Fear as Governance: How Security Narratives Reshape Religious Freedom in Nigeria

by Kelechi Chiemerie Chikezie

Published: February 2, 2026 • DOI: 10.47772/IJRISS.2026.10100236

Abstract

In recent years, security concerns have increasingly shaped legal and political discourse in Nigeria, particularly in response to insurgency, terrorism, and communal violence. While these developments are often justified as necessary for maintaining public order, their broader implications for religious freedom remain underexamined. This article explores how security-driven fear narratives function as a form of governance that reshapes religious freedom beyond formal legal restrictions.
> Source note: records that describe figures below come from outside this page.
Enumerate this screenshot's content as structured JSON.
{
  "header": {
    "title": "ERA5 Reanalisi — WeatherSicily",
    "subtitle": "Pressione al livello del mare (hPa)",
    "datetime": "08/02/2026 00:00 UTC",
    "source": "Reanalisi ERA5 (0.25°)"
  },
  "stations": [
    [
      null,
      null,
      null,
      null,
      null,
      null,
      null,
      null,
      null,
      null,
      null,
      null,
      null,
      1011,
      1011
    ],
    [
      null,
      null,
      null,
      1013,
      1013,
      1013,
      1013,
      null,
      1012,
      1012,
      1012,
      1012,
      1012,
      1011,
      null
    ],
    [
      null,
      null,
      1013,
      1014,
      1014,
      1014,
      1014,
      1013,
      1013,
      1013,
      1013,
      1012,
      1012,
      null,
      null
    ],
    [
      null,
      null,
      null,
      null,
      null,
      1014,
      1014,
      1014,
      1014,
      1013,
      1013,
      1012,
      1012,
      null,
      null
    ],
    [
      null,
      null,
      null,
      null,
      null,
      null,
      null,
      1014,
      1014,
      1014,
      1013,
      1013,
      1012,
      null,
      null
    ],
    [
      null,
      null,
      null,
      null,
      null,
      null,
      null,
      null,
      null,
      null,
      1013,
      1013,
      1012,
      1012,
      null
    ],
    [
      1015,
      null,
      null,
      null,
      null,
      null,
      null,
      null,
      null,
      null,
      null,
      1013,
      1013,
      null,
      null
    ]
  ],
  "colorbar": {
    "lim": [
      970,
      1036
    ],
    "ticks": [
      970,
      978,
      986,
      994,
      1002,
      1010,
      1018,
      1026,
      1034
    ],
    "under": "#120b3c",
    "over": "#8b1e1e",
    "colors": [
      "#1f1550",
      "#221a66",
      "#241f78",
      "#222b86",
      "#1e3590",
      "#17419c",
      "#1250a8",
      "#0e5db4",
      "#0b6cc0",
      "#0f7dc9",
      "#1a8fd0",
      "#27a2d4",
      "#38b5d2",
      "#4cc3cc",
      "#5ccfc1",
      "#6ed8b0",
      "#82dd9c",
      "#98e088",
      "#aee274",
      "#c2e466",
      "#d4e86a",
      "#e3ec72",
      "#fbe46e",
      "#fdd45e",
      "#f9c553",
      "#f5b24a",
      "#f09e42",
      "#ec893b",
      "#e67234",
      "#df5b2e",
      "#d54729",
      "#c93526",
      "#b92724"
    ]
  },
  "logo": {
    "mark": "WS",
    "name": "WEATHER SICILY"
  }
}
Drawing on securitisation theory and interdisciplinary scholarship on law, religion, and governance, the article argues that fear operates through informal mechanisms such as social surveillance, anticipatory self-censorship, and conditional tolerance of religious expression. Using Nigeria as a case study, the analysis demonstrates how both Christian and Muslim communities experience the effects of securitised fear in uneven yet interconnected ways. The article highlights the disjunction between constitutional guarantees of religious freedom and lived religious practice in securitised contexts, underscoring the limits of legal protection where governance operates through informal and discursive means. It concludes by reflecting on the implications of fear-based governance for democratic pluralism and social cohesion in multi-religious societies.